I was wondering about a bee blower if that would get the bees out and then once there contained remove the comb?


----------



## Mr.Beeman (May 19, 2012)

Get yourself a 30.00 laser thermometer. It will pinpoint the brood area. It will rise only a few degrees above ambient temps around it but it is invaluable.
Plastic painter's sheeting and some painters tape works well to contain the bees. Most often, they will go to the windows and clump up. 
"Bee blower"? You mean vac? 
I'd build a bee vac if you plan on doing removals. I have one on youtube that explains why and how I built my vacs.


----------



## Epreciado (Aug 19, 2016)

Mr. Beeman can we get the link to your bee vac on YouTube please.


----------



## vbhurles2016 (Jul 2, 2016)

Thank all you gyys for the grratinfo went and got the epuipment needed but homeowners ended up flaking out as they wanted me to do the cut out for free.
They also told me the bees were in there walls all summer so it was going to be pretty intense i would imagine.


----------



## Mr.Beeman (May 19, 2012)

Epreciado said:


> Mr. Beeman can we get the link to your bee vac on YouTube please.


https://www.youtube.com/watch?v=35jMP-poy2c


----------



## Epreciado (Aug 19, 2016)

Thanks.


----------



## Gumpy (Mar 30, 2016)

vbhurles2016 said:


> Thank all you gyys for the grratinfo went and got the epuipment needed but homeowners ended up flaking out as they wanted me to do the cut out for free.
> They also told me the bees were in there walls all summer so it was going to be pretty intense i would imagine.


That's when you say, "Thank you, and enjoy the buzz. Oh, by the way, my hourly rate just doubled, should you decide to change your mind."


----------



## JRG13 (May 11, 2012)

Nah, just means they'll spray them probably....


----------



## vbhurles2016 (Jul 2, 2016)

Even if spayed they still need to remove the comb correct, so it dont ooze and bring ants and i heard mold also?


----------



## Mr.Beeman (May 19, 2012)

vbhurles2016 said:


> Even if spayed they still need to remove the comb correct, so it dont ooze and bring ants and i heard mold also?

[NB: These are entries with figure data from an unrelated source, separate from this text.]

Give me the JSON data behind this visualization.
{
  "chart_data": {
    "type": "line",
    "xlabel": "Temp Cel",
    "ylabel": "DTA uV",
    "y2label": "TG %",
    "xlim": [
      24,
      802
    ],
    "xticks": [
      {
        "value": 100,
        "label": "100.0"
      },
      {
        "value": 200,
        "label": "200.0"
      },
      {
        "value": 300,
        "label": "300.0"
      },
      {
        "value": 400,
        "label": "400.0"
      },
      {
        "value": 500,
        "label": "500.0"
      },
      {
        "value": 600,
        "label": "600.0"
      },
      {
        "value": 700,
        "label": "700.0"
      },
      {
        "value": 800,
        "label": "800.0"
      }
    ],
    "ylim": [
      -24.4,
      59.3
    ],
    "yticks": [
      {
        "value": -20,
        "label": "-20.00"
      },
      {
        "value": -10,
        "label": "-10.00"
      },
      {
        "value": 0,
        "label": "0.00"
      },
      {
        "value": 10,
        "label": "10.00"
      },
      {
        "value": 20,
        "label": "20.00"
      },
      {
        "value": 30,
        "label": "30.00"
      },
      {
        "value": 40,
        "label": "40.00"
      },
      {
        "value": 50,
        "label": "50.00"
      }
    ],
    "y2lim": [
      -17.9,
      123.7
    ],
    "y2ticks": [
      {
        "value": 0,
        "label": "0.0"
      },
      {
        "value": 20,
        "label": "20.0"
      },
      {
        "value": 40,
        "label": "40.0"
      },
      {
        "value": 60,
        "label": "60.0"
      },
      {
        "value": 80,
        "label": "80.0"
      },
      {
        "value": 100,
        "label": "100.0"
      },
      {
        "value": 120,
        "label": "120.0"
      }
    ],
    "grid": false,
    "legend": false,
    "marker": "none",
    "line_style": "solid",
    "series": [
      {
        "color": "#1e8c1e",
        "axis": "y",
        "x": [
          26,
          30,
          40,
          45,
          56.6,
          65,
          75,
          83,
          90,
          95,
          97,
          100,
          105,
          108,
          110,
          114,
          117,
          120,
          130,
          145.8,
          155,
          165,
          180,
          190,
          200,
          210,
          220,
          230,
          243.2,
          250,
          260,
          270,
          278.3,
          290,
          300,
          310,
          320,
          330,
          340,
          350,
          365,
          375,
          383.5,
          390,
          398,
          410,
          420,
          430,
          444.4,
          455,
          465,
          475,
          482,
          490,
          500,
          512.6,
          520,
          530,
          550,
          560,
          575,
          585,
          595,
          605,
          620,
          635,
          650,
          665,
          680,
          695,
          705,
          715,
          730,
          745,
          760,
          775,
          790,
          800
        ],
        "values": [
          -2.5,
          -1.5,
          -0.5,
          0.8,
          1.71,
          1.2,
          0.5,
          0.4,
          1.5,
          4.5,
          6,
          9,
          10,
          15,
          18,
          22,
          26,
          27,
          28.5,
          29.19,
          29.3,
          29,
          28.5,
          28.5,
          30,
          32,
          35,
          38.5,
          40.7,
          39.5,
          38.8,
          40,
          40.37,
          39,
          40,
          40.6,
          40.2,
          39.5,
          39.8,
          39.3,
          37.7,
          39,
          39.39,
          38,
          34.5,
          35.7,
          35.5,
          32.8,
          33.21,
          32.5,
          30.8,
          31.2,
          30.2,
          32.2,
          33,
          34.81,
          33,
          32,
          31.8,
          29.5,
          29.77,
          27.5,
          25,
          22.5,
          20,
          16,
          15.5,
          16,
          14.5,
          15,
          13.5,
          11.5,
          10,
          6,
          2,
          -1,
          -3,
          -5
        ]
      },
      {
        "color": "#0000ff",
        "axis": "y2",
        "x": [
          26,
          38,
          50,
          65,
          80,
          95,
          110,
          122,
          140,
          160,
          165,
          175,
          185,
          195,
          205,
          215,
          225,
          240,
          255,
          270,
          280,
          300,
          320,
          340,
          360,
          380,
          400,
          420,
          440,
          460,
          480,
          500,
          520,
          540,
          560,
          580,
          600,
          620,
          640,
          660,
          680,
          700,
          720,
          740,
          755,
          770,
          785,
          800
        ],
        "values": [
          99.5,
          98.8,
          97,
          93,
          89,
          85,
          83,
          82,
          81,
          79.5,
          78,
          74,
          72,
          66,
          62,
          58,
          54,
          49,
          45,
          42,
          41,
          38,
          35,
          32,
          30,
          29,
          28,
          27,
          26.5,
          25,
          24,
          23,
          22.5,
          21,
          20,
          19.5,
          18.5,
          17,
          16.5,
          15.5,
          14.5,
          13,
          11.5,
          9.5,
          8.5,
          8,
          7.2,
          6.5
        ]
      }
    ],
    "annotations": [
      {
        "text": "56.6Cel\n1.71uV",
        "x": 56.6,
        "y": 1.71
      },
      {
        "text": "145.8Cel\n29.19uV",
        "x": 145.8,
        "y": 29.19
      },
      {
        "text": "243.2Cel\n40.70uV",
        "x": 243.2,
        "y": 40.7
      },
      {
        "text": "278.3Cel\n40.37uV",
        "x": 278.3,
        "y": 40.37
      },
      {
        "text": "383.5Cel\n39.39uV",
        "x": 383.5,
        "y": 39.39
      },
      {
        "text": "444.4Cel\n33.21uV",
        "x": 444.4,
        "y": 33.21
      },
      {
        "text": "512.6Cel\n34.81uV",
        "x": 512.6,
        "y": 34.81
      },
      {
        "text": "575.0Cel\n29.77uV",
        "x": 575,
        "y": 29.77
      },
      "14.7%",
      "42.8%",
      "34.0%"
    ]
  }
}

Don't forget the stench of 30-40000 dead bee carcasses. That is enough to gag a maggot!


----------



## jadebees (May 9, 2013)

vbhurles2016 said:


> went and got the epuipment needed but homeowners ended up flaking out as they wanted me to do the cut out for free./QUOTE]
> 
> Thats when you say "enjoy your bees", and leave. There is no really good way to work with cheapskates. A better investment, is learning to catch bees with lure boxes.


----------



## vbhurles2016 (Jul 2, 2016)

I actually bought oneto try to trap them it is like a card board log and it comes with a pheromone scent you staple in the inside. 
Can you lurebees with that or is there another lure to use?


----------



## jadebees (May 9, 2013)

The easiest way for most folks is to use a hive box as a lure box. Old hives are best. Put in frames, they will start right on them. Get swarm lure pheromone or lemongrass oil to put in it. It doesnt need to be very high, if in a tree. Its good if you can reach it while on your feet. 

Many cutouts have the problems you mentioned, or more. Usually a people problem. Often its much more work to get bees from cutouts. And folks think its your duty to do it, since you keep bees. It isn't. 

If asked to do cutouts, I charge so much, most people turn me down. If I do get the job it's worth it.


----------